In the case above, pegasus-analyzer's output contains a brief summary section, showing how many jobs have succeeded and how many have failed. If there are any held jobs, pegasus-analyzer will report the name of the job that was held, and the reason why , as determined from the dagman.out file for the workflow. The last_job_instance_id is the database id for the job in the job instance table of the monitoring database. After that, pegasus-analyzer will print information about each job that failed, showing its last known state, along with the location of its submit, output, and error files. pegasus-analyzer will also display any stdout and stderr from the job, as recorded in its kickstart record. Please consult pegasus-analyzer's man page for more examples and a detailed description of its various command-line options.

Note

Starting with 4.0 release, by default pegasus analyzer queries the database to debug the workflow. If you want it to use files in the submit directory , use the --files option.

6.1.3. pegasus-remove

If you want to abort your workflow for any reason you can use the pegasus-remove command listed in the output of pegasus-run invocation or by specifying the Dag directory for the workflow you want to terminate.

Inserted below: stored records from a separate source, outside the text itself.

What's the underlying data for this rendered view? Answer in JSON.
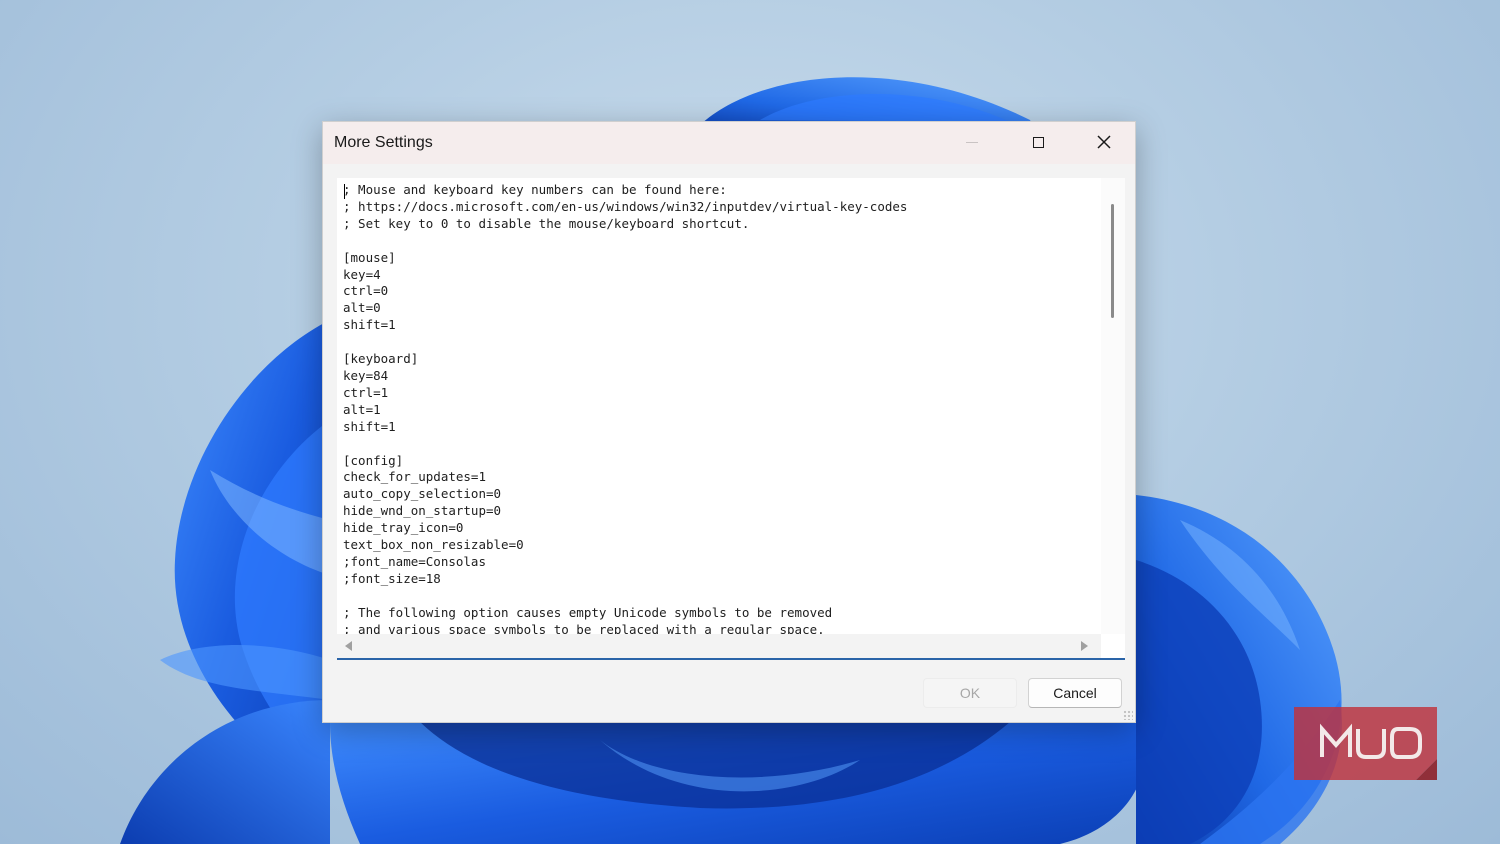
{
  "window": {
    "title": "More Settings"
  },
  "icons": {
    "minimize": "minimize-icon",
    "maximize": "maximize-icon",
    "close": "close-icon",
    "scroll_left": "scroll-left-arrow-icon",
    "scroll_right": "scroll-right-arrow-icon",
    "resize_grip": "resize-grip-icon"
  },
  "editor": {
    "content": "; Mouse and keyboard key numbers can be found here:\n; https://docs.microsoft.com/en-us/windows/win32/inputdev/virtual-key-codes\n; Set key to 0 to disable the mouse/keyboard shortcut.\n\n[mouse]\nkey=4\nctrl=0\nalt=0\nshift=1\n\n[keyboard]\nkey=84\nctrl=1\nalt=1\nshift=1\n\n[config]\ncheck_for_updates=1\nauto_copy_selection=0\nhide_wnd_on_startup=0\nhide_tray_icon=0\ntext_box_non_resizable=0\n;font_name=Consolas\n;font_size=18\n\n; The following option causes empty Unicode symbols to be removed\n; and various space symbols to be replaced with a regular space."
  },
  "buttons": {
    "ok": "OK",
    "cancel": "Cancel"
  },
  "watermark": {
    "text": "MUO",
    "color": "#c0323c"
  },
  "colors": {
    "wallpaper_bloom": "#1f63e0",
    "focus_underline": "#2a64a8"
  }
}
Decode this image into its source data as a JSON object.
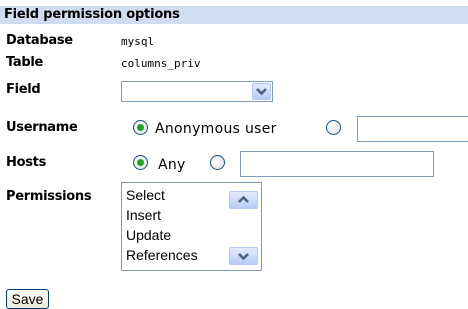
{
  "header": {
    "title": "Field permission options"
  },
  "database": {
    "label": "Database",
    "value": "mysql"
  },
  "table": {
    "label": "Table",
    "value": "columns_priv"
  },
  "field": {
    "label": "Field",
    "selected_value": "",
    "icon": "chevron-down-icon"
  },
  "username": {
    "label": "Username",
    "option_anonymous": "Anonymous user",
    "anonymous_selected": true,
    "text_value": ""
  },
  "hosts": {
    "label": "Hosts",
    "option_any": "Any",
    "any_selected": true,
    "text_value": ""
  },
  "permissions": {
    "label": "Permissions",
    "items": [
      "Select",
      "Insert",
      "Update",
      "References"
    ],
    "scroll_up_icon": "chevron-up-icon",
    "scroll_down_icon": "chevron-down-icon"
  },
  "actions": {
    "save_label": "Save"
  },
  "colors": {
    "header_bg": "#d0dcf0",
    "radio_checked": "#21a121",
    "border": "#7f9db9",
    "arrow": "#4d6185"
  }
}
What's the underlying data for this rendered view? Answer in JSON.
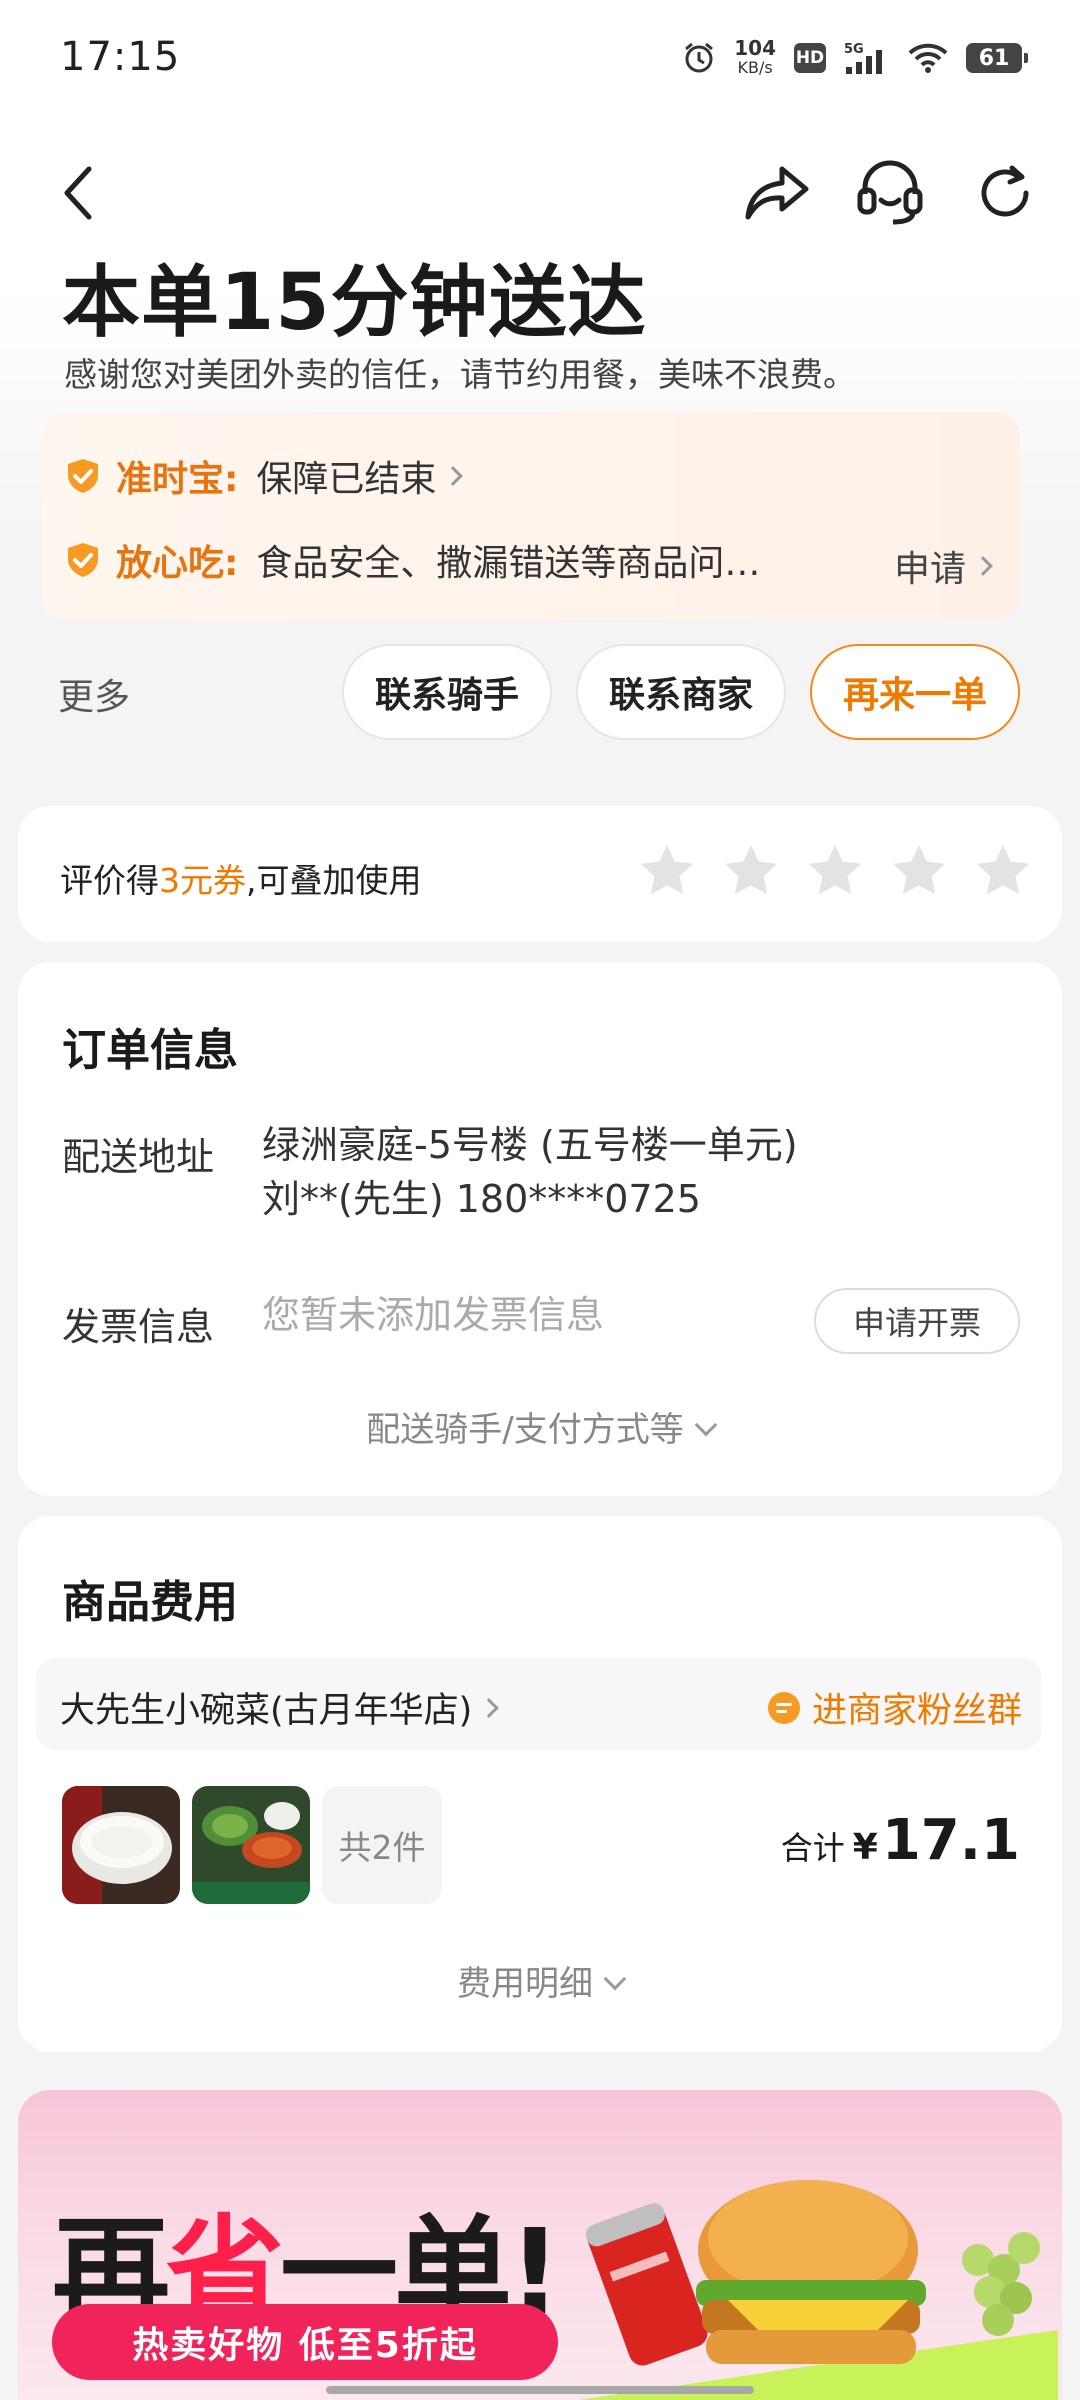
{
  "status": {
    "time": "17:15",
    "speed_value": "104",
    "speed_unit": "KB/s",
    "hd": "HD",
    "network": "5G",
    "battery": "61"
  },
  "header": {
    "title": "本单15分钟送达",
    "subtitle": "感谢您对美团外卖的信任，请节约用餐，美味不浪费。"
  },
  "guarantee": {
    "ontime_label": "准时宝:",
    "ontime_text": "保障已结束",
    "safe_label": "放心吃:",
    "safe_text": "食品安全、撒漏错送等商品问…",
    "apply_label": "申请"
  },
  "actions": {
    "more": "更多",
    "contact_rider": "联系骑手",
    "contact_merchant": "联系商家",
    "reorder": "再来一单"
  },
  "rating": {
    "prefix": "评价得",
    "highlight": "3元券",
    "suffix": ",可叠加使用",
    "stars": 5
  },
  "order_info": {
    "title": "订单信息",
    "address_label": "配送地址",
    "address_line1": "绿洲豪庭-5号楼 (五号楼一单元)",
    "address_line2": "刘**(先生) 180****0725",
    "invoice_label": "发票信息",
    "invoice_placeholder": "您暂未添加发票信息",
    "invoice_button": "申请开票",
    "expand_text": "配送骑手/支付方式等"
  },
  "goods": {
    "title": "商品费用",
    "shop_name": "大先生小碗菜(古月年华店)",
    "fans_group": "进商家粉丝群",
    "item_count": "共2件",
    "total_label": "合计",
    "currency": "¥",
    "total_amount": "17.1",
    "detail_text": "费用明细"
  },
  "banner": {
    "title_part1": "再",
    "title_part2": "省",
    "title_part3": "一单!",
    "promo": "热卖好物 低至5折起"
  },
  "colors": {
    "accent": "#f07a00",
    "banner_red": "#ff1f4b",
    "banner_pill": "#f0245a"
  }
}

$ pegasus-remove /PATH/To/WORKFLOW DIRECTORY

6.1.4. Resubmitting failed workflows

Pegasus will remove the DAGMan and all the jobs related to the DAGMan from the condor queue. A rescue DAG will be generated in case you want to resubmit the same workflow and continue execution from where it last stopped. A rescue DAG only skips jobs that have completely finished. It does not continue a partially running job unless the executable supports checkpointing.

To resubmit an aborted or failed workflow with the same submit files and rescue Dag just rerun the pegasus-run command

$ pegasus-run /Path/To/Workflow/Directory